Joseph Kabila au coeur du jeu politique congolais

Après les élections présidentielles en République Démocratique du Congo (RDC), on s’oriente plus vers une cohabitation qu’une alternance. Une analyse de Loup Viallet, fondateur de « Questions africaines » http://questionsafricaines.wordpress.com/

Les élections présidentielles congolaises légalement prévues en 2016 viennent finalement d’avoir lieu en même temps que deux autres scrutins : les élections législatives et provinciales.  La RDC semble connaître la première transition politique pacifique de son histoire. Néanmoins elle n’est pas sans controverses et si Joseph Kabila quitte la présidence, il semble garder presque tous les pouvoirs.

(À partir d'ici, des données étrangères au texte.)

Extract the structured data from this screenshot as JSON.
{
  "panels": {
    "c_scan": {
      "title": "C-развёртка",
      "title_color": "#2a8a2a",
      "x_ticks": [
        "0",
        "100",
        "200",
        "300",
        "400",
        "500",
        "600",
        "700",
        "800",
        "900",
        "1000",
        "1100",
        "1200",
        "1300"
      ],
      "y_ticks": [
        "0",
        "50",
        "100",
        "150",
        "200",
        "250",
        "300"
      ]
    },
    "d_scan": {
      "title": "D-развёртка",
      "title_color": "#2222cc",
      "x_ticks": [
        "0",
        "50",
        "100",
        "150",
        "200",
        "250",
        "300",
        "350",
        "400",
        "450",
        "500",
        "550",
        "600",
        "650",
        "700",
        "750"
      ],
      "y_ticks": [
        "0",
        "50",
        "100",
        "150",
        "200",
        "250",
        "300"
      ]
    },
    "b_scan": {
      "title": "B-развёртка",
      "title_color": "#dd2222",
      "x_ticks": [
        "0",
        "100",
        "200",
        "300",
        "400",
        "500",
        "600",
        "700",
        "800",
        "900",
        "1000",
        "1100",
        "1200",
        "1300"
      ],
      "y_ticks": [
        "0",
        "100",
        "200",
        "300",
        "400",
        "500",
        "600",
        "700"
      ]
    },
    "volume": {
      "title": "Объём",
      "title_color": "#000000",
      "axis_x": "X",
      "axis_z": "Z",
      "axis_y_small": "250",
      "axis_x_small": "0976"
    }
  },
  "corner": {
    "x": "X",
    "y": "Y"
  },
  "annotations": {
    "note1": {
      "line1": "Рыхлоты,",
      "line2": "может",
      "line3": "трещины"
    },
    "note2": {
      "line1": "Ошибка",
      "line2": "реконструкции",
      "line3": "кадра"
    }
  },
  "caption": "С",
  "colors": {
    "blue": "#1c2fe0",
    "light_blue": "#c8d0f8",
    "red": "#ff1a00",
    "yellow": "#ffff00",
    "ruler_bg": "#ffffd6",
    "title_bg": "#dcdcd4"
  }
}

  Après dix jours de coupure d’internet en RDC, l’annonce de la victoire de Félix Tshisekedi est intervenue en même temps mais beaucoup plus bruyamment que celle des coalitions pro-Kabila, données majoritaires à l’Assemblée nationale et dans les provinces. En RDC, les résultats ont été immédiatement contestés par le candidat de l’opposition Martin Fayulu, ainsi que par la Conférence Épiscopale du Congo. L’Union Africaine, la Communauté de l’Afrique australe (SADC), l’Union Européenne, l’ONU, les gouvernements français, belge et britannique ont d’abord émis des doutes sur l’élection, contrairement aux gouvernements russe, chinois et sud-africain, qui ont reconnu immédiatement le vainqueur. Puis, le rejet par la Cour Constitutionnelle du recours déposé par l’ancien candidat, ainsi que l’absence de mouvements massifs de contestation à Kinshasa et dans les provinces congolaises ont décrédibilisé ses mises en doute et ont rendu l’élection incontestable de l’extérieur.

  Que s’est-il passé entre le jour du scrutin et celui de la proclamation des résultats par la Commission Électorale Indépendante ? La situation peut apparaître contradictoire : Emmanuel Shadary, le dauphin officiel de Joseph Kabila, est arrivé troisième à une présidentielle qui a consacré le fils d’un opposant historique, tandis que la majorité présidentielle kabiliste est reconduite au Parlement et dans les provinces. Y-a-t-il eu un arrangement entre Kabila et Tshisekedi comme le suggère Fayulu ? Une manipulation électorale, comme l’avancent les évêques congolais ?

   Félix Tshisekedi est le nouveau président de la République Démocratique du Congo mais ses pouvoirs semblent déjà très limités par Joseph Kabila, qui reste au centre du jeu politique congolais. Dans ce régime parlementaro-présidentiel, le gouvernement sera issu de la majorité favorable à l’ancien président au Parlement. Le Premier ministre qui sera désigné ne conduira pas la politique pour laquelle Félix Tshisekedi s’est présenté, et pourra continuer à contrôler les nomination des têtes de l’appareil d’État la politique et contresigne les décrets présidentiels, les nominations. Dans ces conditions, Joseph Kabila, que ses partisans appellent « Le Rais », reste au centre du jeu politique congolais. Sénateur à vie après son départ de la Présidence, il pourrait réunir suffisamment de suffrages pour devenir Président du Sénat ou même se faire nommer Premier ministre, afin de reconquérir la première place à la prochaine présidentielle en 2023, dans une interprétation congolaise de la stratégie qui a permis de reconduire Vladimir Poutine à la présidence russe en 2012. La cohabitation des deux hommes au cœur du régime congolais sera-t-elle marquée par leur rivalité ou par leur coopération ?

D’ores et déjà, elle façonne un régime politique qui échappe à l’influence directe de l’ « Occident »  et qui semble correspondre aux intérêts géopolitiques des BRICS.